1. Put feelings aside and rather than overlook, take a good look, at the effect they have on your life.
Sometimes when we really love someone we overlook their toxicity or make excuses for them. It can be easy to do if the person has a history of problems and hardship. However, this is allowing that person to be just the “way they are” – negative, unhappy, angry, dramatic, etc.
The truth is, this isn’t who they are at their core. Everyone has love in their heart and the potential to live a happy, fulfilled life. Toxic people have just built walls around this and they are blocking themselves off from what they deserve. As Eckhart Tolle said in his book, The Power of Now , their “pain body” wants to feed and so it attracts experiences to allow this toxicity to expand – you being one of the victims.
With that being said, examine how this person is treating you. Look at how it has affected your life and how long this has been going on. At some level, you attracted what you are experiencing. So, the best thing to do is to look for the lesson in the pain and declare that you won’t allow this person to treat you like this anymore.
In fact, even if this person doesn’t change, their attitude around you will change. When you mindfully and verbally declare your power over this person and your future situations (releasing the fear and judgement from the past), you may notice that even though they are still be a toxic person, they won’t be around you.
2. Honestly and peacefully let them know their toxic behavior is not acceptable anymore.
One of the best things you can be in life is HONEST. Life rewards you for your honesty. While it can be difficult to confront a toxic person, because they may not even recognize their own behavior, it’s best for them and you to tell them about themselves. Prepare yourself mentally to not accept any type of rejection or upset they may spew at you. Stay strong and remember that you aren’t dealing with a level headed person right now, they are FULL of toxicity. In that toxic negative energy is also denial.
The good news is, they say denial is the first stage of acceptance. They will need time to think and absorb what you said. Give them time. If you want to, let them know you are there for them and can help them work through it. Briefly give them a few positive outlets or resources that will leave the light on for them (like Power of Positivity).

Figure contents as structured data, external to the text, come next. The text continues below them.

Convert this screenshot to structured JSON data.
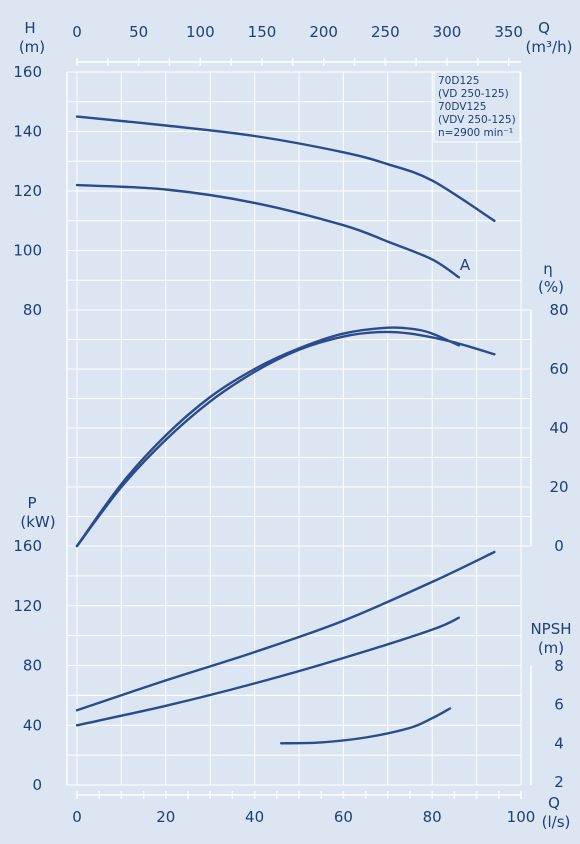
{
  "chart_data": {
    "type": "line",
    "title": "",
    "legend_lines": [
      "70D125",
      "(VD 250-125)",
      "70DV125",
      "(VDV 250-125)",
      "n=2900 min⁻¹"
    ],
    "legend_placement": "top-right",
    "grid": true,
    "x_top": {
      "label_q": "Q",
      "label_unit": "(m³/h)",
      "range": [
        0,
        360
      ],
      "ticks": [
        "0",
        "50",
        "100",
        "150",
        "200",
        "250",
        "300",
        "350"
      ]
    },
    "x_bottom": {
      "label_q": "Q",
      "label_unit": "(l/s)",
      "range": [
        0,
        100
      ],
      "ticks": [
        "0",
        "20",
        "40",
        "60",
        "80",
        "100"
      ]
    },
    "head_axis": {
      "label_h": "H",
      "label_unit": "(m)",
      "range": [
        80,
        160
      ],
      "ticks": [
        "80",
        "100",
        "120",
        "140",
        "160"
      ]
    },
    "eta_axis": {
      "label_eta": "η",
      "label_unit": "(%)",
      "range": [
        0,
        80
      ],
      "ticks": [
        "0",
        "20",
        "40",
        "60",
        "80"
      ]
    },
    "power_axis": {
      "label_p": "P",
      "label_unit": "(kW)",
      "range": [
        0,
        160
      ],
      "ticks": [
        "0",
        "40",
        "80",
        "120",
        "160"
      ]
    },
    "npsh_axis": {
      "label_npsh": "NPSH",
      "label_unit": "(m)",
      "range": [
        2,
        8
      ],
      "ticks": [
        "2",
        "4",
        "6",
        "8"
      ]
    },
    "curve_label_a": "A",
    "series": [
      {
        "group": "head",
        "x": [
          0,
          20,
          40,
          60,
          70,
          80,
          94
        ],
        "y": [
          145,
          142,
          138.5,
          133,
          129,
          123.5,
          110
        ]
      },
      {
        "group": "head",
        "x": [
          0,
          20,
          40,
          60,
          70,
          80,
          86
        ],
        "y": [
          122,
          120.5,
          116,
          108.5,
          103,
          97,
          91
        ]
      },
      {
        "group": "eff",
        "x": [
          0,
          10,
          20,
          30,
          40,
          50,
          60,
          68,
          75,
          85,
          94
        ],
        "y": [
          0,
          20,
          36,
          49,
          59,
          66.5,
          71,
          72.5,
          72,
          69,
          65
        ]
      },
      {
        "group": "eff",
        "x": [
          0,
          10,
          20,
          30,
          40,
          50,
          60,
          70,
          76,
          80,
          86
        ],
        "y": [
          0,
          21,
          37.5,
          50.5,
          60,
          67,
          72,
          74,
          73.5,
          72,
          68
        ]
      },
      {
        "group": "power",
        "x": [
          0,
          20,
          40,
          60,
          80,
          94
        ],
        "y": [
          50,
          70,
          89,
          110,
          136,
          156
        ]
      },
      {
        "group": "power",
        "x": [
          0,
          20,
          40,
          60,
          80,
          86
        ],
        "y": [
          40,
          53,
          68,
          85,
          104,
          112
        ]
      },
      {
        "group": "npsh",
        "x": [
          46,
          55,
          65,
          75,
          80,
          84
        ],
        "y": [
          4.0,
          4.05,
          4.3,
          4.8,
          5.3,
          5.8
        ]
      }
    ]
  }
}
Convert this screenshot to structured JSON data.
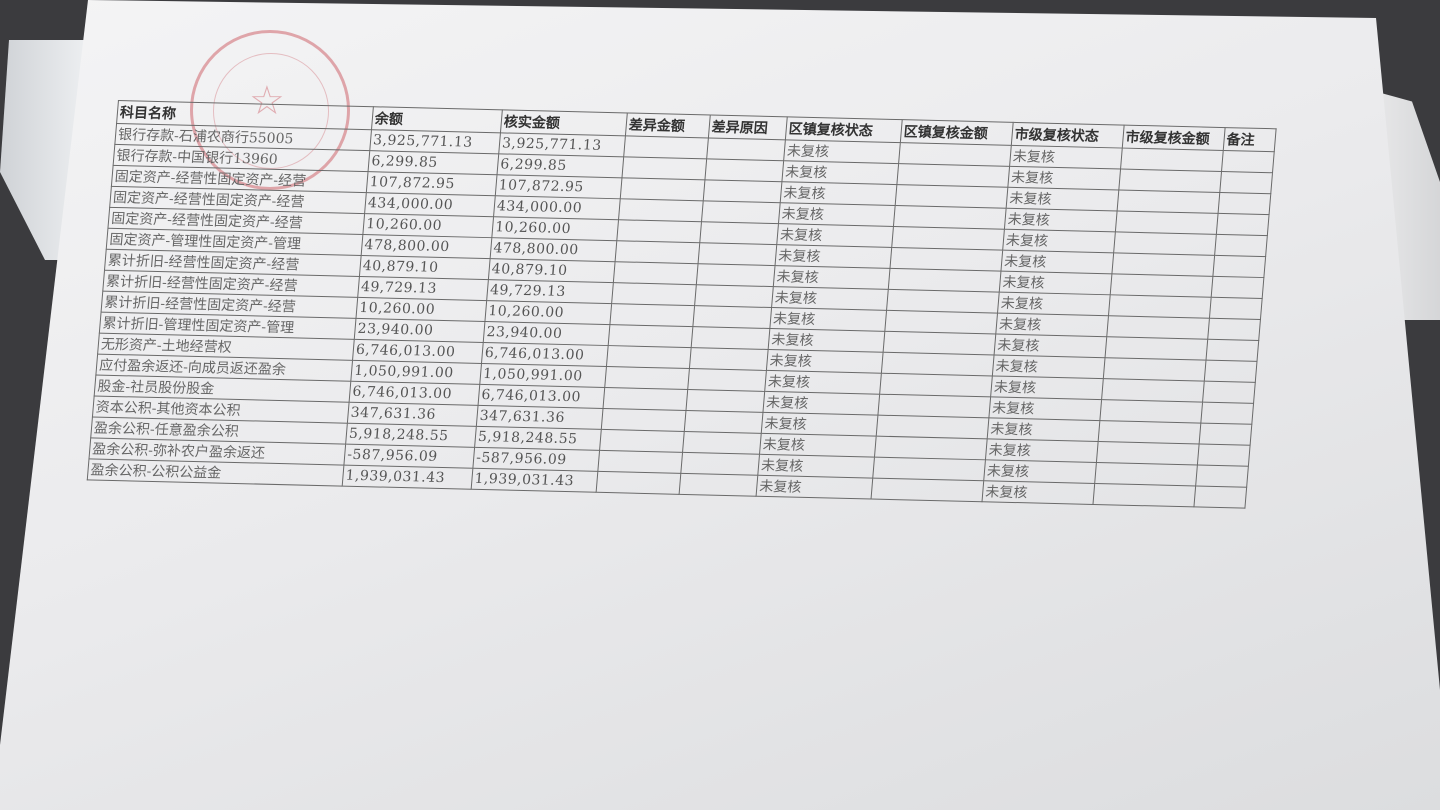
{
  "stamp": {
    "color": "#c84650",
    "icon": "star-icon"
  },
  "table": {
    "headers": [
      "科目名称",
      "余额",
      "核实金额",
      "差异金额",
      "差异原因",
      "区镇复核状态",
      "区镇复核金额",
      "市级复核状态",
      "市级复核金额",
      "备注"
    ],
    "rows": [
      {
        "name": "银行存款-石浦农商行55005",
        "balance": "3,925,771.13",
        "verified": "3,925,771.13",
        "town_status": "未复核",
        "city_status": "未复核"
      },
      {
        "name": "银行存款-中国银行13960",
        "balance": "6,299.85",
        "verified": "6,299.85",
        "town_status": "未复核",
        "city_status": "未复核"
      },
      {
        "name": "固定资产-经营性固定资产-经营",
        "balance": "107,872.95",
        "verified": "107,872.95",
        "town_status": "未复核",
        "city_status": "未复核"
      },
      {
        "name": "固定资产-经营性固定资产-经营",
        "balance": "434,000.00",
        "verified": "434,000.00",
        "town_status": "未复核",
        "city_status": "未复核"
      },
      {
        "name": "固定资产-经营性固定资产-经营",
        "balance": "10,260.00",
        "verified": "10,260.00",
        "town_status": "未复核",
        "city_status": "未复核"
      },
      {
        "name": "固定资产-管理性固定资产-管理",
        "balance": "478,800.00",
        "verified": "478,800.00",
        "town_status": "未复核",
        "city_status": "未复核"
      },
      {
        "name": "累计折旧-经营性固定资产-经营",
        "balance": "40,879.10",
        "verified": "40,879.10",
        "town_status": "未复核",
        "city_status": "未复核"
      },
      {
        "name": "累计折旧-经营性固定资产-经营",
        "balance": "49,729.13",
        "verified": "49,729.13",
        "town_status": "未复核",
        "city_status": "未复核"
      },
      {
        "name": "累计折旧-经营性固定资产-经营",
        "balance": "10,260.00",
        "verified": "10,260.00",
        "town_status": "未复核",
        "city_status": "未复核"
      },
      {
        "name": "累计折旧-管理性固定资产-管理",
        "balance": "23,940.00",
        "verified": "23,940.00",
        "town_status": "未复核",
        "city_status": "未复核"
      },
      {
        "name": "无形资产-土地经营权",
        "balance": "6,746,013.00",
        "verified": "6,746,013.00",
        "town_status": "未复核",
        "city_status": "未复核"
      },
      {
        "name": "应付盈余返还-向成员返还盈余",
        "balance": "1,050,991.00",
        "verified": "1,050,991.00",
        "town_status": "未复核",
        "city_status": "未复核"
      },
      {
        "name": "股金-社员股份股金",
        "balance": "6,746,013.00",
        "verified": "6,746,013.00",
        "town_status": "未复核",
        "city_status": "未复核"
      },
      {
        "name": "资本公积-其他资本公积",
        "balance": "347,631.36",
        "verified": "347,631.36",
        "town_status": "未复核",
        "city_status": "未复核"
      },
      {
        "name": "盈余公积-任意盈余公积",
        "balance": "5,918,248.55",
        "verified": "5,918,248.55",
        "town_status": "未复核",
        "city_status": "未复核"
      },
      {
        "name": "盈余公积-弥补农户盈余返还",
        "balance": "-587,956.09",
        "verified": "-587,956.09",
        "town_status": "未复核",
        "city_status": "未复核"
      },
      {
        "name": "盈余公积-公积公益金",
        "balance": "1,939,031.43",
        "verified": "1,939,031.43",
        "town_status": "未复核",
        "city_status": "未复核"
      }
    ]
  }
}
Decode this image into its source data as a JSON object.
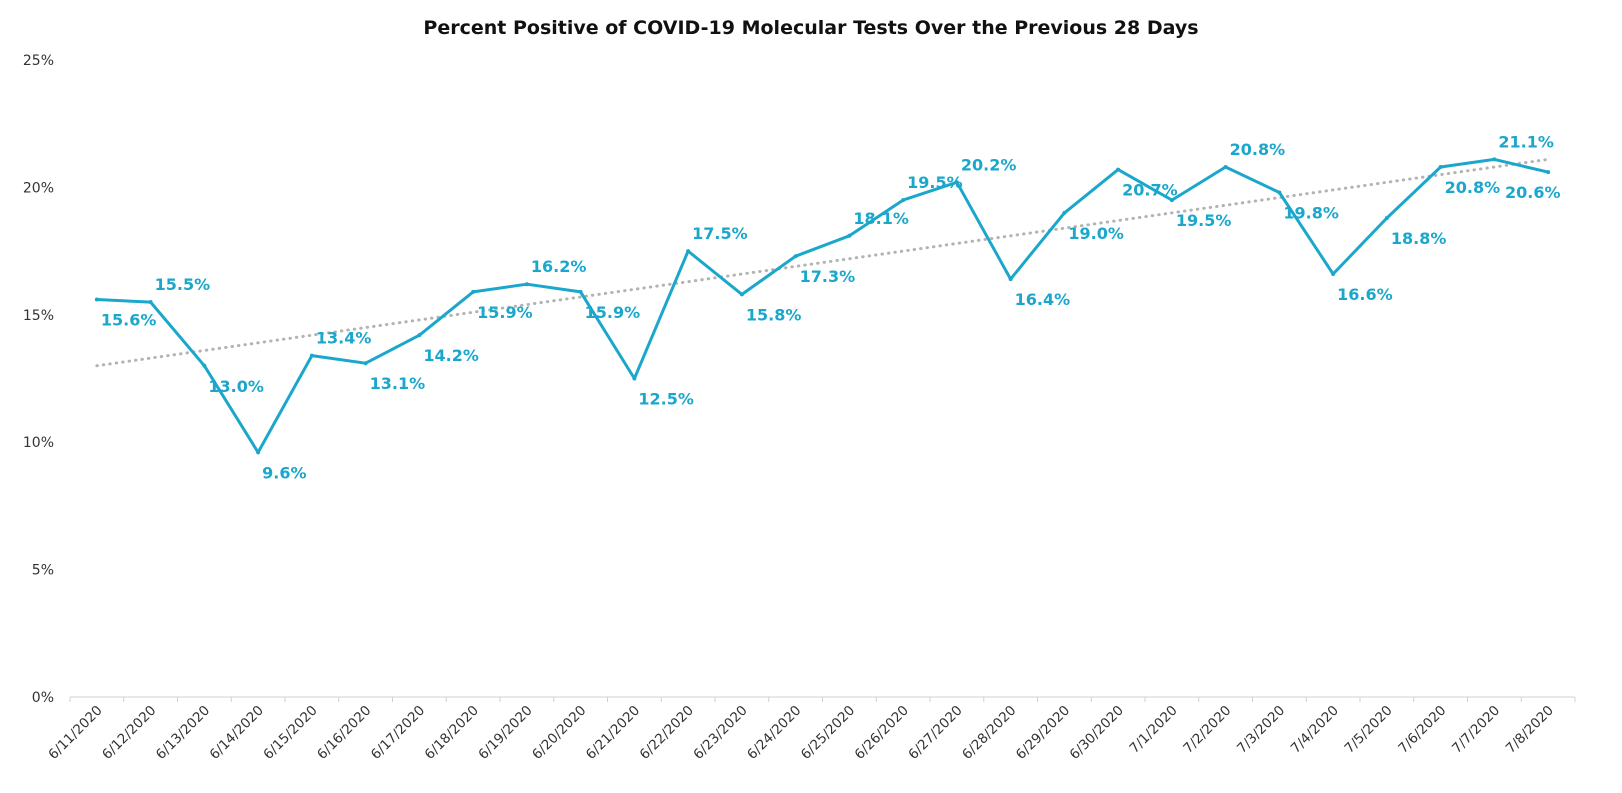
{
  "chart_data": {
    "type": "line",
    "title": "Percent Positive of COVID-19 Molecular Tests Over the Previous 28 Days",
    "xlabel": "",
    "ylabel": "",
    "ylim": [
      0,
      25
    ],
    "y_ticks": [
      0,
      5,
      10,
      15,
      20,
      25
    ],
    "y_tick_labels": [
      "0%",
      "5%",
      "10%",
      "15%",
      "20%",
      "25%"
    ],
    "grid": false,
    "legend": "none",
    "colors": {
      "series": "#1ba7cc",
      "trend": "#b3b3b3",
      "axis": "#d0d0d0",
      "text": "#333333"
    },
    "categories": [
      "6/11/2020",
      "6/12/2020",
      "6/13/2020",
      "6/14/2020",
      "6/15/2020",
      "6/16/2020",
      "6/17/2020",
      "6/18/2020",
      "6/19/2020",
      "6/20/2020",
      "6/21/2020",
      "6/22/2020",
      "6/23/2020",
      "6/24/2020",
      "6/25/2020",
      "6/26/2020",
      "6/27/2020",
      "6/28/2020",
      "6/29/2020",
      "6/30/2020",
      "7/1/2020",
      "7/2/2020",
      "7/3/2020",
      "7/4/2020",
      "7/5/2020",
      "7/6/2020",
      "7/7/2020",
      "7/8/2020"
    ],
    "series": [
      {
        "values": [
          15.6,
          15.5,
          13.0,
          9.6,
          13.4,
          13.1,
          14.2,
          15.9,
          16.2,
          15.9,
          12.5,
          17.5,
          15.8,
          17.3,
          18.1,
          19.5,
          20.2,
          16.4,
          19.0,
          20.7,
          19.5,
          20.8,
          19.8,
          16.6,
          18.8,
          20.8,
          21.1,
          20.6
        ],
        "labels": [
          "15.6%",
          "15.5%",
          "13.0%",
          "9.6%",
          "13.4%",
          "13.1%",
          "14.2%",
          "15.9%",
          "16.2%",
          "15.9%",
          "12.5%",
          "17.5%",
          "15.8%",
          "17.3%",
          "18.1%",
          "19.5%",
          "20.2%",
          "16.4%",
          "19.0%",
          "20.7%",
          "19.5%",
          "20.8%",
          "19.8%",
          "16.6%",
          "18.8%",
          "20.8%",
          "21.1%",
          "20.6%"
        ]
      }
    ],
    "trendline": {
      "type": "linear",
      "style": "dotted",
      "start": 13.0,
      "end": 21.1
    }
  }
}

Most importantly, let them know you will no longer accept their behavior. This is where YOUR power shines through. This is where you stand up and confront what you no longer deserve.
3. Don’t take personal responsibility for their behavior.
Sometimes in these situations people tend to blame themselves for the toxic people in their life. But that’s far from the truth; they have very little to no responsibility for the behavior of others. This is mostly due to the fact that toxic people put blame on things outside of themselves – usually blaming the victim. If this is the case for you, release the need to take any responsibility for them. They have the ability to control their emotions just like anyone else. Recommend or give them “Emotional Freedom” by Judith Orloff.
Our society has been taught very little on how to control emotions, but it’s one of the biggest skills we need to learn to be happy and have great relationships with others.
4. Send blessings and positive, healing vibes their way.
When you’re down, doesn’t it feel wonderful to have someone just come give you a big hug for no other reason? Well, that’s the way most people feel. Its okay and healthy to give hugs or at the least send positive thoughts, and healing, well wishes their way. Holding on to anger, resentment or hatred will only affect you and keep you from living your happiest life.
If you can’t bear to communicate with them, then try to communicate with your higher source to send blessings their way. Remember that when someone is living a toxic, negative lifestyle, they need your positive energy the most.
5. Decide to either help them or move on.
Ultimately, its important to decide how you want to move forward with the toxic people in your life. It’s okay to limit a toxic relationship, but it’s also important to remember the compassionate aspect of life – that we’re all in this together and need each others’ support. It’s really best to follow your intuition and feeling toward the right direction.
You can also end a relationship with a toxic person and still be compassionate toward them at the same time. If you don’t want to speak with them, you can even just send a text, email, or write an old-fashioned letter. Sometimes it’s best to limit your communication, but if the person is really affecting you in a very negative way and you see no sign of improvement, it might be time to move on. You deserve to be treated with love and respect.
6. Take time to clear your mind and free your spirit.
While you are detoxing and cleansing your life, it’s important to get out into nature or participate in your favorite hobby/activity that will clear your mind. Handling toxic people is not an easy tasks. Stress can build up and effect your life in a big way, unless you stop and take care of yourself. You can spend it with loved ones or completely alone. Either way, do something that completely takes your mind off of everything so you can free your spirit and cleanse your energy.